My question is, how can I run 2 different "Execute SQL script" steps, so that they both run in one same session, not in 2 different?
In my transformation, I need to run one sql script at the very beginning of transformation process, to permit modifications on table. Then, I extract data from one database, manipulate them, and based on results I need to call some procedure (using another sql script) to update status of transformation in. I can't update status, if the first sql is not executed, and permission not granted.

Searches give me only 2 results:

  1. Select "unique connections" in transformations settings. This is not applicable, because it's available only in older versions of kettle.
  2. Select "make the transformation database transactional" - actually same thing as first one (new name of older property in new kettle). Seems like this is not actually what I want, because it doesn't work as I expect.

I'm working with Oracle database and kettle 5.1.0.

UPDATE:

enter image description here

In this picture, I have 2 "Execute SQL script" steps in sequence, blocked by appropriate steps. Seems like this scripts executed in 2 different database connections (sessions), so second one doesn't see the effect of first one.

2
Your picture is no longer available through this link. You can email it to me and I will insert it into your question. Could you explain what does not work as I expect means exactly?Marcus Rickert
I thought after running transformation using block steps, they'll run in sequence and SQL scripts will run in one session. Image is available through link @MarcusRickertNur4I

2 Answers

2
votes

Main point was at "Execute for each row?" option of "Execute SQL statement" step. This option slightly changes the behaviour of the step. Pentaho wiki for this step says "Select this option to execute the SQL for each incoming row. In this case paramters can be used. When this option is unchecked, the SQL statement is executed at the step initialization phase.". Exactly what I needed. But I'm wondering, why developers put 2 different functions into one option?

1
votes

I've gone through the same discovery process myself a while ago. Turns out, what you need is to define a job that runs two transformations. Within a transformations you can't guarantee sequential execution. A downstream step might start running before its "upstream" completed. If your transformation relies on external effects (such as modifications to an external SQL databases), you won't be able to achieve what you need in one transformation. Jobs allow you to completely control the order of the transformations they trigger.

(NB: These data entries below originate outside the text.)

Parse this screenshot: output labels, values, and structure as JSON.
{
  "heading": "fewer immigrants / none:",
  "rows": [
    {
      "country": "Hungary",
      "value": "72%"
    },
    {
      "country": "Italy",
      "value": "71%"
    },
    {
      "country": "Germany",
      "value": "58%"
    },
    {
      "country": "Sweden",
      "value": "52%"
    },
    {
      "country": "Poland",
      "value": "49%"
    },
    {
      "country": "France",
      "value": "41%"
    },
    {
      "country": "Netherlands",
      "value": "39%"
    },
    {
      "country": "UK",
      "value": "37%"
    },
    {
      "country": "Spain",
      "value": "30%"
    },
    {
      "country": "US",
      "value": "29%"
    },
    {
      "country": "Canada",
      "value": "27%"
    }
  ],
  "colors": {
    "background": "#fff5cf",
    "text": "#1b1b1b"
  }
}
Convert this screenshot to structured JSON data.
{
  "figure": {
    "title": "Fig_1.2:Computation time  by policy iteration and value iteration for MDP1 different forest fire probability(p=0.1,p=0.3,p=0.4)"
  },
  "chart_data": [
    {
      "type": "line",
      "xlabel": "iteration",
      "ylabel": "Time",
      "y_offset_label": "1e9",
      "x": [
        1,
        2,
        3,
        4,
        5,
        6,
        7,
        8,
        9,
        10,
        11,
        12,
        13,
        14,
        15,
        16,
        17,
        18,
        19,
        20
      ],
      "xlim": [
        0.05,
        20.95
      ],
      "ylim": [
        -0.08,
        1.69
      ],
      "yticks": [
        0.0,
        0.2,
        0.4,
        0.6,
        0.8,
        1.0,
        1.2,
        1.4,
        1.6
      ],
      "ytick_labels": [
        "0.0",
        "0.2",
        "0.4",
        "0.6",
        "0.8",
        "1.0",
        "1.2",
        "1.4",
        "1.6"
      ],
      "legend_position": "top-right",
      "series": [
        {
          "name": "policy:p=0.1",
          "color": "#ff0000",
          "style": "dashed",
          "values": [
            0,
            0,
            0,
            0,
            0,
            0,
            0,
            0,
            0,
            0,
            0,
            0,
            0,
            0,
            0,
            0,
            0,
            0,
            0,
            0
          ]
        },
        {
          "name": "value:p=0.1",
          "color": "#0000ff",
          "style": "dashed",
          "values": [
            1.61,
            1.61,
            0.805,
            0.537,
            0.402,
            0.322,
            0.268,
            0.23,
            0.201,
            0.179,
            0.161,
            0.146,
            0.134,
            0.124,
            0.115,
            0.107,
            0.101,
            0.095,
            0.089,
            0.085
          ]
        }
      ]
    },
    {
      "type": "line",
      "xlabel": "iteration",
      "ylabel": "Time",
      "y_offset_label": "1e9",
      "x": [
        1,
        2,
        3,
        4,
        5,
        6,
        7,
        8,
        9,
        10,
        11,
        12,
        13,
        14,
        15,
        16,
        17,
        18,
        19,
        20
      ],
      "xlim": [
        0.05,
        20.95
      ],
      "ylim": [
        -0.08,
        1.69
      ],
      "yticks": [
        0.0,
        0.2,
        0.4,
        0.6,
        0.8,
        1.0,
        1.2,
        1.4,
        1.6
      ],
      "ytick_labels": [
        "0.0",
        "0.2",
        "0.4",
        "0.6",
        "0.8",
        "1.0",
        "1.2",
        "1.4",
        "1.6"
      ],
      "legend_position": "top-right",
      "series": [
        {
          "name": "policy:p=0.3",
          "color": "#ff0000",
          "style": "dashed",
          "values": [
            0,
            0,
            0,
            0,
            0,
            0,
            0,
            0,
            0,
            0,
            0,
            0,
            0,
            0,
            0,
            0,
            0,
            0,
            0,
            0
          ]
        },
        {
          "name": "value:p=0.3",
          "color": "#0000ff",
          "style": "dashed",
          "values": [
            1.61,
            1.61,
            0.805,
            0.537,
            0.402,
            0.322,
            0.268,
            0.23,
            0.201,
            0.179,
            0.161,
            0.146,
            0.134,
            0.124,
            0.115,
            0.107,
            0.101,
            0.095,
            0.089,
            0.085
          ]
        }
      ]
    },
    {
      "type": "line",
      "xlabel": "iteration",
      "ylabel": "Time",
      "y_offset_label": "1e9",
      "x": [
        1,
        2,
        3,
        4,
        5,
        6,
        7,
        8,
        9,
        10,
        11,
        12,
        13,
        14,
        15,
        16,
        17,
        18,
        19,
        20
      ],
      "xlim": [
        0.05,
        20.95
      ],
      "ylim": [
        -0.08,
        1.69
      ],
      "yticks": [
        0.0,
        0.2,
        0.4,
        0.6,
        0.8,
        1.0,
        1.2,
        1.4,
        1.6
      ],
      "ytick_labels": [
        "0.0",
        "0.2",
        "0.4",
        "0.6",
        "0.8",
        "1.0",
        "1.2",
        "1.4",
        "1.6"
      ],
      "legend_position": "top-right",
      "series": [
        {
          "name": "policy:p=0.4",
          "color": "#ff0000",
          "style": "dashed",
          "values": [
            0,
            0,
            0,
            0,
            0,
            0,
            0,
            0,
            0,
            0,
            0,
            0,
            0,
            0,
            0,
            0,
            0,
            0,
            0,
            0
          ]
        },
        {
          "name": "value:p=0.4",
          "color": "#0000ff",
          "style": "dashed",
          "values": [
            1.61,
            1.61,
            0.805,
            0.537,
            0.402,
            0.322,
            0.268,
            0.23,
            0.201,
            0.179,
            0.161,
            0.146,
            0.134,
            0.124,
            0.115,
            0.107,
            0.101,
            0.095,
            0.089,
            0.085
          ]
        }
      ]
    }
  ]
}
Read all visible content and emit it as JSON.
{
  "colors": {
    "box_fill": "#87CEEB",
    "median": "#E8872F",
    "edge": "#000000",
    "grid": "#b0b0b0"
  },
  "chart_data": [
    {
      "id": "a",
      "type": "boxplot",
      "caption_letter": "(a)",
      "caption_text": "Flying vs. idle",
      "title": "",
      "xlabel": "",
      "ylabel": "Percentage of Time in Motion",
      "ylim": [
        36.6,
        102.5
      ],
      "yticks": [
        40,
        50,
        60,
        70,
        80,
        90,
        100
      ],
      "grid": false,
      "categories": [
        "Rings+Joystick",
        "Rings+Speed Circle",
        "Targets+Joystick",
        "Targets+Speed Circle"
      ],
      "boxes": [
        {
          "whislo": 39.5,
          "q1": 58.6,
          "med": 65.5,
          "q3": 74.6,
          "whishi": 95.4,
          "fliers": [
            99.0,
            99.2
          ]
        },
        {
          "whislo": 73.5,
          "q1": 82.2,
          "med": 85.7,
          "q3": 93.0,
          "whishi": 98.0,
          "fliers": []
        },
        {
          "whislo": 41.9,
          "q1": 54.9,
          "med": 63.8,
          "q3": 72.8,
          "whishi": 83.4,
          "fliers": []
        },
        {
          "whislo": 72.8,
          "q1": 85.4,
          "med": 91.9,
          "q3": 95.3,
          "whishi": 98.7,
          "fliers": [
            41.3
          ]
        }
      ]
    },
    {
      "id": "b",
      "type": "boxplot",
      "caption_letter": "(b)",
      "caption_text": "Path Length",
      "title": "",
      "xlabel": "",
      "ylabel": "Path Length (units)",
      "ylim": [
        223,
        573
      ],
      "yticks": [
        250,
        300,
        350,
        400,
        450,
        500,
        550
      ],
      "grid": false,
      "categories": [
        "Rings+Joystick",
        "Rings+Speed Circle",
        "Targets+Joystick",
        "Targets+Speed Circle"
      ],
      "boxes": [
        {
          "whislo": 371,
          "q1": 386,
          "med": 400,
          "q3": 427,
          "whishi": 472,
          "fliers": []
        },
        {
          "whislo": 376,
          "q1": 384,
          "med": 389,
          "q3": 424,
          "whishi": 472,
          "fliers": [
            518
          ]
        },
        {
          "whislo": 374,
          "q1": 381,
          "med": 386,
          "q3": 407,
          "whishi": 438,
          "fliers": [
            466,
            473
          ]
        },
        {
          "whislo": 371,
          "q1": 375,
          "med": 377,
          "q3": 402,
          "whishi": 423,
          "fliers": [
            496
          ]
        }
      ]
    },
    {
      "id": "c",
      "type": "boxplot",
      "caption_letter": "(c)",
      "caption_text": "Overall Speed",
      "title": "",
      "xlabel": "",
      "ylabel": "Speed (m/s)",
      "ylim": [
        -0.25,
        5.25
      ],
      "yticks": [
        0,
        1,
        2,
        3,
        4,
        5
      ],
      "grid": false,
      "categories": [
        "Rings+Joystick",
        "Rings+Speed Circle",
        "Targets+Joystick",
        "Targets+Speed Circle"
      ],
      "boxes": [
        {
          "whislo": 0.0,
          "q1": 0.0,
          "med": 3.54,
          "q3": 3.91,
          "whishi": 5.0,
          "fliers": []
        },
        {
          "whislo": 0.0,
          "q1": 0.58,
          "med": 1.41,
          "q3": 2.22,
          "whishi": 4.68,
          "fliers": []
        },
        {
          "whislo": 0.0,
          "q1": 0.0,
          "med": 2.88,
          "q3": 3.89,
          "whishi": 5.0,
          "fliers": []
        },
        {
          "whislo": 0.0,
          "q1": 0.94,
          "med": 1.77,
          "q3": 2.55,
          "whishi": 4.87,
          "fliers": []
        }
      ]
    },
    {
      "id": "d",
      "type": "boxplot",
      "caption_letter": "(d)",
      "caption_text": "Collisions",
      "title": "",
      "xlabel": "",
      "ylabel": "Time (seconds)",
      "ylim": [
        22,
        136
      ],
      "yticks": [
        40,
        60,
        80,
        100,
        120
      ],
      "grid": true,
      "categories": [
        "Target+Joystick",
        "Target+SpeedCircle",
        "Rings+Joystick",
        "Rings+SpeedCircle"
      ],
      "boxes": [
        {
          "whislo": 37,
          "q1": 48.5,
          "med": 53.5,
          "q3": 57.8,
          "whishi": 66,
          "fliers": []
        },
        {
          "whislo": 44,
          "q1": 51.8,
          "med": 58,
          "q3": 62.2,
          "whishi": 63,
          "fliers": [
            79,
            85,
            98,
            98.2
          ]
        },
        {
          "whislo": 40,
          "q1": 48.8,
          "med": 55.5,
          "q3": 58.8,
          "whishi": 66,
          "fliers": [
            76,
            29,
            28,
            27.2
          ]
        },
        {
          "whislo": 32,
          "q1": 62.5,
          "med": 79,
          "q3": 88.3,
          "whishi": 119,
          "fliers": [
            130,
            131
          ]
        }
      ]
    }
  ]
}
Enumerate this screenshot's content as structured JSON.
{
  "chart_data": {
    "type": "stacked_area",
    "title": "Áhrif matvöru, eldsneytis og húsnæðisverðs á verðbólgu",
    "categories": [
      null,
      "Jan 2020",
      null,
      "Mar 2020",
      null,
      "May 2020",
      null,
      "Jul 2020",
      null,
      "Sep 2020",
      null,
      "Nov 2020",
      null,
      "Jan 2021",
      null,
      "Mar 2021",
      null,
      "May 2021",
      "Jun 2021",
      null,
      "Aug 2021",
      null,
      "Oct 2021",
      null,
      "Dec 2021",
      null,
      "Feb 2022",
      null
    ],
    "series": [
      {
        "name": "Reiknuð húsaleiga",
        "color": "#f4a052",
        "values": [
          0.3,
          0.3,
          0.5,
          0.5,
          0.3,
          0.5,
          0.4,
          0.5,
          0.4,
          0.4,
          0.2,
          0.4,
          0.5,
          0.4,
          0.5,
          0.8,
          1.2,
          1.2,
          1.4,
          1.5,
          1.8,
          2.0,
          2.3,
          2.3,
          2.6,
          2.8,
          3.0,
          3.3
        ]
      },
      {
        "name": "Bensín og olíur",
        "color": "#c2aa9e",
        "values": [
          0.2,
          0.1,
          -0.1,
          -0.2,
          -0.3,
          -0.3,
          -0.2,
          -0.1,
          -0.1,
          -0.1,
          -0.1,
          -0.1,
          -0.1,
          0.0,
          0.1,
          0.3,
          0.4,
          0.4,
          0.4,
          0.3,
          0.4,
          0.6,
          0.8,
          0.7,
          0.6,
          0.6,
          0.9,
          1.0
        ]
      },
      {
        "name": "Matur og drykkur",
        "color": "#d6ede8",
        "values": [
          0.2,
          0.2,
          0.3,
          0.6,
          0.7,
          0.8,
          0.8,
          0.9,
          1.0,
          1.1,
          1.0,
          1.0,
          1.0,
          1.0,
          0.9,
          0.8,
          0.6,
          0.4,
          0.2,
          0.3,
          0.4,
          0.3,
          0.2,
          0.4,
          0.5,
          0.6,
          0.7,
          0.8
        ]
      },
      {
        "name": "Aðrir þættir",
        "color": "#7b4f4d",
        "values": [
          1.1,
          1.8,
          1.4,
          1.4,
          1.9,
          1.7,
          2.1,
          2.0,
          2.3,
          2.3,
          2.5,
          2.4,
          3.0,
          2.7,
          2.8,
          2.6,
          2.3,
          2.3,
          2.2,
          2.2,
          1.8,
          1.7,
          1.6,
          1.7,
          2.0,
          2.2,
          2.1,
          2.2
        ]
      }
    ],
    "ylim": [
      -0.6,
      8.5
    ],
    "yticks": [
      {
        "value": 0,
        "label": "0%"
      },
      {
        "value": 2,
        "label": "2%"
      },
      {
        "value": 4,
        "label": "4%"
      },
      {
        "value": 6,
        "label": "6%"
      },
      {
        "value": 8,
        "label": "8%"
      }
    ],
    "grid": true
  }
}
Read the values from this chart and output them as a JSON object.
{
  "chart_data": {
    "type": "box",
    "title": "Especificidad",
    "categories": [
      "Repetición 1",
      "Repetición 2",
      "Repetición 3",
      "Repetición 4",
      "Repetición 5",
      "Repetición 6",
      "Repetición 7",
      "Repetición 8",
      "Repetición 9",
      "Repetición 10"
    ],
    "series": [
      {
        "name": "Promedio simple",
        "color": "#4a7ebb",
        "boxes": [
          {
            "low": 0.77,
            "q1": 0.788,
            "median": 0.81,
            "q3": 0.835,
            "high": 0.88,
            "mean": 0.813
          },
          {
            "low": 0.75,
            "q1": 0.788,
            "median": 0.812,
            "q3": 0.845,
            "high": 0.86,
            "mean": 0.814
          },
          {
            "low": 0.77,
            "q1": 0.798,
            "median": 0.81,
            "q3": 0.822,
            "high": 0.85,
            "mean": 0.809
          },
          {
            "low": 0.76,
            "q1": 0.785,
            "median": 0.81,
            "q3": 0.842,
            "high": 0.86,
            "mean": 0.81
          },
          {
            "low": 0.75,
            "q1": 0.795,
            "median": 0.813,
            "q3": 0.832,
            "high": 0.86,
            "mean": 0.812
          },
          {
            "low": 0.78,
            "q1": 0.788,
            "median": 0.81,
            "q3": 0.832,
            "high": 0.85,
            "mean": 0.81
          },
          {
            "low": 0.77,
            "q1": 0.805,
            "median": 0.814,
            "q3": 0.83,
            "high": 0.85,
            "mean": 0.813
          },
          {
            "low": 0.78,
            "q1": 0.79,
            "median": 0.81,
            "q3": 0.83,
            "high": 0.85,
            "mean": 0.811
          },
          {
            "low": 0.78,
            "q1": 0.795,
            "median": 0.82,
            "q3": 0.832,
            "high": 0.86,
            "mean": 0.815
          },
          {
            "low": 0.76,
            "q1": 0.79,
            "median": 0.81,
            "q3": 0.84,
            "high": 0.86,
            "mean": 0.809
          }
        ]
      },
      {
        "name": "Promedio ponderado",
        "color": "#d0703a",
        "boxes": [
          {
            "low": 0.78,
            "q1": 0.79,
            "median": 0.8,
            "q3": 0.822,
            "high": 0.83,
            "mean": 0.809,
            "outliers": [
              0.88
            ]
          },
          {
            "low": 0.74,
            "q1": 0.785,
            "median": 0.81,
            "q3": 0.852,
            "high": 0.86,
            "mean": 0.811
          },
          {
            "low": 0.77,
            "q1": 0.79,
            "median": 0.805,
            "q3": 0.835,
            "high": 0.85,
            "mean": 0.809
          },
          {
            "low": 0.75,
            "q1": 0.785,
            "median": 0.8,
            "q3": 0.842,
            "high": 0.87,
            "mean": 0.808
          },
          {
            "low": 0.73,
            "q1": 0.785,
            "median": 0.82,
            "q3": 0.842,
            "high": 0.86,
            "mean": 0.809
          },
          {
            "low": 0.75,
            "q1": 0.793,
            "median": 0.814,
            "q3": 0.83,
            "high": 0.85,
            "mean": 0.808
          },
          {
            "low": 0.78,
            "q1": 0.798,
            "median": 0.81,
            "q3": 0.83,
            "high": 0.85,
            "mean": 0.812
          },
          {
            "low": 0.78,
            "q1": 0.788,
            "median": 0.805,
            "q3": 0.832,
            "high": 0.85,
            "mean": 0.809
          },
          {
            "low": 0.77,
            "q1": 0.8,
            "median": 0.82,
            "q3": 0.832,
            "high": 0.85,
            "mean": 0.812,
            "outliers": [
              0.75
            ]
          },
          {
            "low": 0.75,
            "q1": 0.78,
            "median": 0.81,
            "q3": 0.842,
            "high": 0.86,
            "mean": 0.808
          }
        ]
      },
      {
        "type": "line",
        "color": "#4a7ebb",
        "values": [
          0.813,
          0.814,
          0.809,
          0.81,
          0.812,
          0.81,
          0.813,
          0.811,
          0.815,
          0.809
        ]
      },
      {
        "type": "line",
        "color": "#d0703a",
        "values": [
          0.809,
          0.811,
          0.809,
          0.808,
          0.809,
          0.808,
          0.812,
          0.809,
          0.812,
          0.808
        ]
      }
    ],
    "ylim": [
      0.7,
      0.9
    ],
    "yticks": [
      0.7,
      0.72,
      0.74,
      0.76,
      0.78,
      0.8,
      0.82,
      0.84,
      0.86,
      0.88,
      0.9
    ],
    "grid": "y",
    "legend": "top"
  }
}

These are the steps you need to take:

  1. Create a new job
  2. add a "start" (triangle) step
  3. add a "transformation" step. point it to a transformation whose only task is to enable write access in your db tables
  4. add a 2nd transformation step, point it to the transformation that manipulates the data and finally uploads it.
  5. connect using arrows the start to the 1st, then 1st to 2nd transformations.
  6. run the job :)